Case 0 - Let's call $T$ the random variable that represents a single measurement. You've told me that $stdev(T) = 0.5$, and you've got $10N$ samples of this random variable. This isn't either of your scenarios.

Case 1 - We can define a random variable $U$ as "take ten measurements and average them together". You might write this as $U=(T_1 + ... + T_{10})/10$. By grouping and averaging your $10N$ measurements you would yield $N$ samples of $U$, and the text is telling you that $stdev(U) = 0.5/\sqrt {10}$. This corresponds to your scenario 1, roughly, and is the key take away from this portion of your text.

Case 2 - You could, if you wanted to, average together all of the $10N$ measurements. This would correspond to a single sample of a random variable $V = (T_1 + ... +T_{10N})/(10N)$. This corresponds roughly to your scenario 2, and isn't very realistic, but it would be the case that $stdev(V) = 0.5/\sqrt{10N}$.

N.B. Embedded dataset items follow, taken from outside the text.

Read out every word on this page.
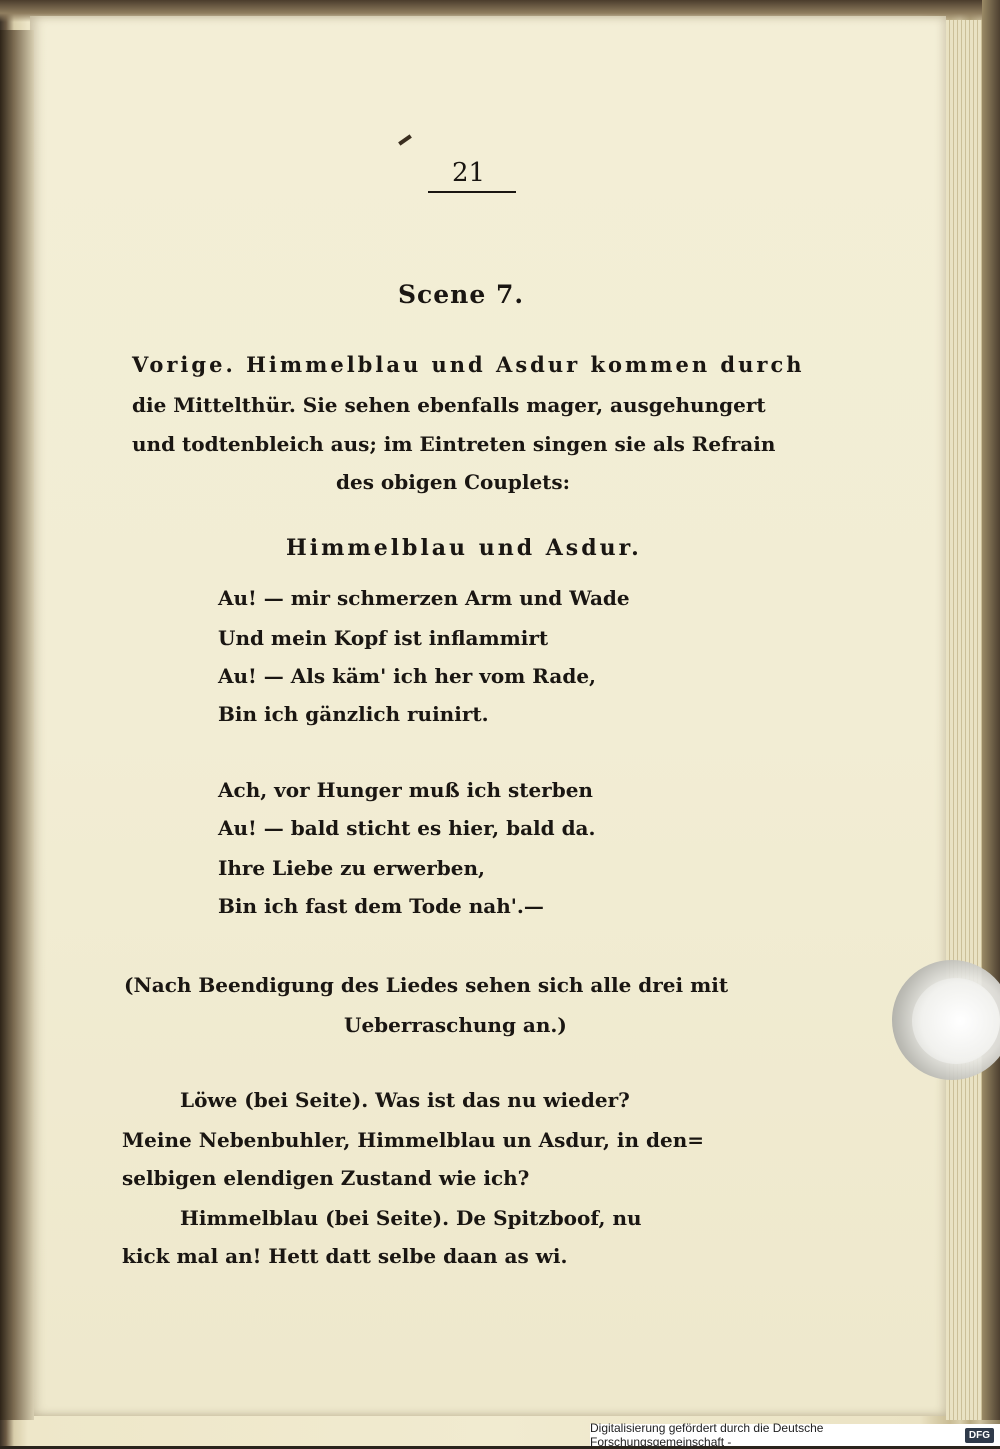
21
Scene 7.
Vorige. Himmelblau und Asdur kommen durch
die Mittelthür. Sie sehen ebenfalls mager, ausgehungert
und todtenbleich aus; im Eintreten singen sie als Refrain
des obigen Couplets:
Himmelblau und Asdur.
Au! — mir schmerzen Arm und Wade
Und mein Kopf ist inflammirt
Au! — Als käm' ich her vom Rade,
Bin ich gänzlich ruinirt.
Ach, vor Hunger muß ich sterben
Au! — bald sticht es hier, bald da.
Ihre Liebe zu erwerben,
Bin ich fast dem Tode nah'.—
(Nach Beendigung des Liedes sehen sich alle drei mit
Ueberraschung an.)
Löwe (bei Seite). Was ist das nu wieder?
Meine Nebenbuhler, Himmelblau un Asdur, in den=
selbigen elendigen Zustand wie ich?
Himmelblau (bei Seite). De Spitzboof, nu
kick mal an! Hett datt selbe daan as wi.
Digitalisierung gefördert durch die Deutsche Forschungsgemeinschaft -	DFG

Two things worth mentioning are:

• The key process taking place is that instead of a single measurement, we take multiple measurements and average them together. These averages have smaller $stdev$s than the single measurements, and the $1/\sqrt{\textrm{# of measurements averaged}}$ is the factor by which the $stdev$ shrinks. Notice that your text describes this poorly, perhaps even flat out incorrectly, in its second description, when it says "reduce ... by the square root of the number of averages". It is, as it says previously the number of measurements that are averaged together that determines the scaling factor.

and

• Statistics notation sucks. When they write $\bar s$ you have no idea which random variable's $stdev$ they are referring to. I tried to make it more explicit with my notation, but most stats texts do this poorly.